Apologies for the delayed response! You actually do not need those files, these were needed when once upon a time I did data processing per step but I did that once and provide the processed data files. So if you provide None for those entries the script should run if there are more errors though let me know!
Hi, I am trying to run with the following command python run_baseline.py 0 INH logistic_regression 0.1 binary --trial_run True. There are some files missing callbacks.py constants.py, generate_barcode.py, mod_alignment_utils.py, check_mutational_splits.py missing from the SPECTRA_paper/SPECTRA_MSD/TB_Covid_GFP/utils folder. I am guessing most of these methods have been moved to #https://github.com/mims-harvard/SPECTRA/blob/75b59639dcae6adad92af4a34313a75196a2659c/SPECTRA_paper/SPECTRA_MSD/TB_Covid_GFP/utils/general_utility_functions.py. Right now I am commenting out those import statements and importing this file.

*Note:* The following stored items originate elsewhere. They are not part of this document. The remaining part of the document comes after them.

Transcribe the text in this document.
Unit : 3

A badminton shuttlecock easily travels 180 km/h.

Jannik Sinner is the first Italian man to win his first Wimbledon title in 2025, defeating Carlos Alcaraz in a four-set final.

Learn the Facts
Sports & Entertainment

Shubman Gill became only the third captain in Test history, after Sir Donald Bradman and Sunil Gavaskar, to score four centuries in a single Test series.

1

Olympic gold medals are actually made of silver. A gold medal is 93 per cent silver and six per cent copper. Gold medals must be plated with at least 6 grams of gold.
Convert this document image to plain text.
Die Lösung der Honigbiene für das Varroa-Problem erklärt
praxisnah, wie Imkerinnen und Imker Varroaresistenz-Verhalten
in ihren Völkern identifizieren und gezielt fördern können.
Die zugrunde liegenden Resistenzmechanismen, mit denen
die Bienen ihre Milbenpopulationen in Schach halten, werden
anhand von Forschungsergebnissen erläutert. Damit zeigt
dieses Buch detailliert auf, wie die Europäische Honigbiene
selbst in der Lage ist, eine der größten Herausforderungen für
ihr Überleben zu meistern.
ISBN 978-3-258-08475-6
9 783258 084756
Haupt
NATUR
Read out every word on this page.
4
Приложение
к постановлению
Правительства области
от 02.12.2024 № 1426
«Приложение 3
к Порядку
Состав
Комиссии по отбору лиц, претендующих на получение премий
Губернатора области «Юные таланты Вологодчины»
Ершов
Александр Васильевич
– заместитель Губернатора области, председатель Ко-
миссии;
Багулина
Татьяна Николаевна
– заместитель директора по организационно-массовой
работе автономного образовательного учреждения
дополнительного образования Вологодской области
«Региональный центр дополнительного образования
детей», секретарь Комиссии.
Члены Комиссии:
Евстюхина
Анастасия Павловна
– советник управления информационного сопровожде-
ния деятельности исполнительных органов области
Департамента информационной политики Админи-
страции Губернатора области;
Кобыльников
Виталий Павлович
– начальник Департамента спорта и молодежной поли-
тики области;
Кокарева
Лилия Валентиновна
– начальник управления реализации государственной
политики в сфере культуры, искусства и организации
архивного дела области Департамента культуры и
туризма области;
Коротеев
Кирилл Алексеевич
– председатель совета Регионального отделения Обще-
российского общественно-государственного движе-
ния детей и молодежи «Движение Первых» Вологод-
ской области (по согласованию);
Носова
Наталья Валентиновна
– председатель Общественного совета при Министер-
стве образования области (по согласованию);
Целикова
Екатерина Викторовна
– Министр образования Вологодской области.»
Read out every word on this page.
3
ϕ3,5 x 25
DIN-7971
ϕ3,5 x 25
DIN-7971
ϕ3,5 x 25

However, I could not fine "GenerateBarcode" as mentioned in this line #https://github.com/mims-harvard/SPECTRA/blob/75b59639dcae6adad92af4a34313a75196a2659c/SPECTRA_paper/SPECTRA_MSD/TB_Covid_GFP/dataset/Sequence_Dataset.py#L54 in any of the utils files or the Sequence_dataset.py file. I have tried commenting it out but it does not work. There are some methods related to barcode in the Sequence_dataset file but I could not find the one matching with this params GenerateBarcode(drug, use_pregenerated)
Traceback (most recent call last):
File "run_baseline.py", line 395, in <module>
run_baseline(**params_to_use)
File "run_baseline.py", line 140, in run_baseline
sequence_dataset.initialize_encoder()
File "./SPECTRA/SPECTRA_paper/SPECTRA_MSD/TB_Covid_GFP/run/Sequence_Dataset.py", line 109, in initialize_encoder
all_train_outputs = [self.__getitem__(i) for i in tqdm(self.return_train_strains(), total=len(self.train_strains))]
File "./SPECTRA/SPECTRA_paper/SPECTRA_MSD/TB_Covid_GFP/run/Sequence_Dataset.py", line 109, in <listcomp>
all_train_outputs = [self.__getitem__(i) for i in tqdm(self.return_train_strains(), total=len(self.train_strains))]
File "./SPECTRA/SPECTRA_paper/SPECTRA_MSD/TB_Covid_GFP/run/Sequence_Dataset.py", line 376, in __getitem__
sequences = self.get_sequences_barcode(i)
File "./SPECTRA/SPECTRA_paper/SPECTRA_MSD/TB_Covid_GFP/run/Sequence_Dataset.py", line 370, in get_sequences_barcode
return self.fetcher.barcode(strain)
AttributeError: 'Sequence_Dataset' object has no attribute 'fetcher'